Indeed, a decent amount of fridge space is given over to the contemporary, experimental brews from this Western European country. You’ll find beers from Bristol and the rest of the globe too, though; it’s less about geography and more about showcasing the most exciting, best-quality products they can find. That same principle applies to the cider collection, too; the new cider fridge displays traditional West Country varieties as well as intriguing, less familiar creations from elsewhere, like Estonia and Wales. There are wines, as well, which come from Billings and Briggs – an award-winning supplier that’s all about natural, organic and biodynamic vino. But wait right there – liquid refreshments are only half the story at Two Belly.
“The business idea started as a bottle shop, but we wanted it to be more than that – there’s so much more to beer – so the cheese element just came organically,” says Lara.

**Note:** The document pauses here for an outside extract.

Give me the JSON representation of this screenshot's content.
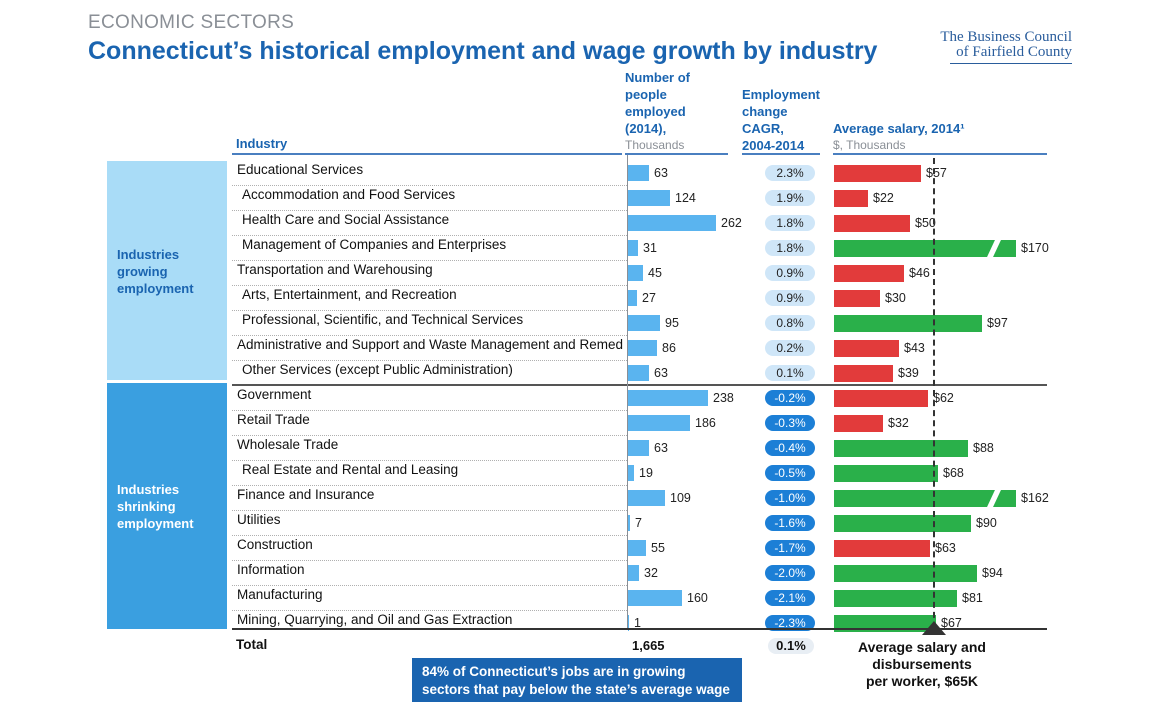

Before opening the business, Dom spent a few months at Neal’s Yard Dairy – and the shop nods graciously to the London outfit’s style in its range. On the counter at any one time you’ll find between 18 and 22 cheeses, mostly from the UK – give or take an Italian pecorino here or a French Comté there. Lots of them rotate to keep the offering exciting, and many are made with unpasteurised milk.

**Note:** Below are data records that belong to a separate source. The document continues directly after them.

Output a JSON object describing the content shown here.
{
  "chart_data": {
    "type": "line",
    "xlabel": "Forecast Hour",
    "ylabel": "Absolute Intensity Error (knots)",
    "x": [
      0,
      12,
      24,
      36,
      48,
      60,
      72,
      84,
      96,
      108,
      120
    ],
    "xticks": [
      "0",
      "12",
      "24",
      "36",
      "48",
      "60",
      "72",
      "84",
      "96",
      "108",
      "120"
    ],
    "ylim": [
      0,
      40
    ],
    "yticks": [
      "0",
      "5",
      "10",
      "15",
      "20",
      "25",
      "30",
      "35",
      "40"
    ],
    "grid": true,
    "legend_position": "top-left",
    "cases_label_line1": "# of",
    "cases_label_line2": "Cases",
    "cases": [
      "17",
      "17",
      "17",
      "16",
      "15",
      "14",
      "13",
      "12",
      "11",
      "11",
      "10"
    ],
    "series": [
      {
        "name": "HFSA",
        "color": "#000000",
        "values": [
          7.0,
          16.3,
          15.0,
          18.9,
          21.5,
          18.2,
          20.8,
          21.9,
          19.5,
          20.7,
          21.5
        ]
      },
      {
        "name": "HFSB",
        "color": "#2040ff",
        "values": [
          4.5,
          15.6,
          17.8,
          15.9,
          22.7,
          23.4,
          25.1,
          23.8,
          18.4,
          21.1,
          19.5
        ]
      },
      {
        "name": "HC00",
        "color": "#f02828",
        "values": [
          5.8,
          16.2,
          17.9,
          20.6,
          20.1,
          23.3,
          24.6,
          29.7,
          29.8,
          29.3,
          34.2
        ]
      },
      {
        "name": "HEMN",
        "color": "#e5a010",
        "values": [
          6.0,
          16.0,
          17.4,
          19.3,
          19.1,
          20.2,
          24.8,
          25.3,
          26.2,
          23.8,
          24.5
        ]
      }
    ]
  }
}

“We want to champion raw milk as a safe and great way to make cheese,” says Dom. “When you pasteurise milk you strip everything out of it – the idea being that it makes it safer. But what if you know the herd and what you’re putting into them, know the farmer, trust the source? Why would you strip everything out when you already know it’s safe? Leaving the milk unpasteurised really enriches the curds.”
Telling the difference when eating cheese that’s been made with raw versus heat-treated milk is tricky, though, as you don’t get like-for-like cheeses to compare.
“Perhaps the closest comparison would be our blue cheese, Stichelton,” says Lara. “It’s Stilton in style, but the cheesemaker believes that pasteurising the milk is detrimental to the cheesemaking process, so he doesn’t – when you taste it I really think it is richer and more complex. Many of our customers come back to it as their preferred blue cheese.”